By MONICA DELEON, age 12

Tony Diaz, “El Librotraficante,” rides in a bus handing out the banned books in Tucson, Arizona. PHOTO: Tony Diaz
Tony Diaz, “El Librotraficante,” rides in a bus handing out the banned books in Tucson, Arizona. PHOTO: Tony Diaz

In January 2011, Arizona state officials declared the Mexican-American Studies curriculum (MAS) that was being taught in Tucson schools illegal. Soon after, several books that were used in these courses were removed from schools. State officials feared that the MAS curriculum would create anti-U.S. sentiment among students. In a statement after the law passed, a state representative said, “Public school pupils should be taught to treat and value each other as individuals and not be taught to resent or hate other races or classes of people.”

Tony Diaz, “El Librotraficante” (Spanish for “book smuggler”), is against the law and the banning of MAS books. He told NBC Latino, “One of my big concerns was that this anti-intellectual law would spread.” Most of the banned books were by Latino authors, such as Chicano! The History of the Mexican American Civil Rights Movement by Arturo Rosales, Critical Race Theory by Richard Delgado, 500 Years of Chicano History in Pictures by Elizabeth Martinez, and Pedagogy of the Oppressed by Paulo Freire. El Librotraficante rides in a bus handing out the banned books in Tucson, Arizona so that young people can learn about Mexican-American history and culture.

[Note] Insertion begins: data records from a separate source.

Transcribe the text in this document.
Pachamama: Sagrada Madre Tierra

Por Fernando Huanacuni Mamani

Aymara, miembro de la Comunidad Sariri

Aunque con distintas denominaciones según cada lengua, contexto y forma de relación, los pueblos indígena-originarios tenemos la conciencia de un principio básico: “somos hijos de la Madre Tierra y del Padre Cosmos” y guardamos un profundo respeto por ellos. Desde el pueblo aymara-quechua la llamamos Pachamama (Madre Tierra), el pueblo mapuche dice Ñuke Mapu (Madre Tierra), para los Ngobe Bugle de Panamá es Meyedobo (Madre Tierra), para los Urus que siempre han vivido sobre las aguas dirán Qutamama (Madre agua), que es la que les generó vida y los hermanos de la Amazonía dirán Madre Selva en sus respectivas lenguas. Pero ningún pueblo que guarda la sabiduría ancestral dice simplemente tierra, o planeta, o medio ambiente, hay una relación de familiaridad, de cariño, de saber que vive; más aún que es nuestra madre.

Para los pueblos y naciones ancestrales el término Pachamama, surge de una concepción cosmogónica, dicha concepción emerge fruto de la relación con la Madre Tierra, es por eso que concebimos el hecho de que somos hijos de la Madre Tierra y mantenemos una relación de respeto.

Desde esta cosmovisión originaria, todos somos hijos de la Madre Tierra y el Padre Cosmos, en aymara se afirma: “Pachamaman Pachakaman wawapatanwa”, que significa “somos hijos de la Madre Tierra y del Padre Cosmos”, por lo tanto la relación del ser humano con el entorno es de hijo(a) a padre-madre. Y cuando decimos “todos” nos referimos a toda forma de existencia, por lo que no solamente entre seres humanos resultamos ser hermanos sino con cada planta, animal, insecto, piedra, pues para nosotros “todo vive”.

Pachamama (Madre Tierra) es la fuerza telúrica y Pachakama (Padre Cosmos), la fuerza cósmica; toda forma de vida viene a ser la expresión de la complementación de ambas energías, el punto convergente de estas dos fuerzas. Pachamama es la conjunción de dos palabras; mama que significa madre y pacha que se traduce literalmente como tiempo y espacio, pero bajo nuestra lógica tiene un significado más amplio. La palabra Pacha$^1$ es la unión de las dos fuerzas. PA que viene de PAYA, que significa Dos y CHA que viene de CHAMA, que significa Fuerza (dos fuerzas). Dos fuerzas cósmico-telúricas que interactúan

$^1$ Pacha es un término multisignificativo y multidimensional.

Diaz thinks that everybody should learn about different cultures and believes that the ban is part of a wider attack on the Latino community. In 2012, he told New America Media, “Arizona has perpetrated a message to make our people illegal; other states copied those anti-immigrant laws. Now they’re making our history illegal. They’ve gone too far. If we allow this law to stand, it too will spread.”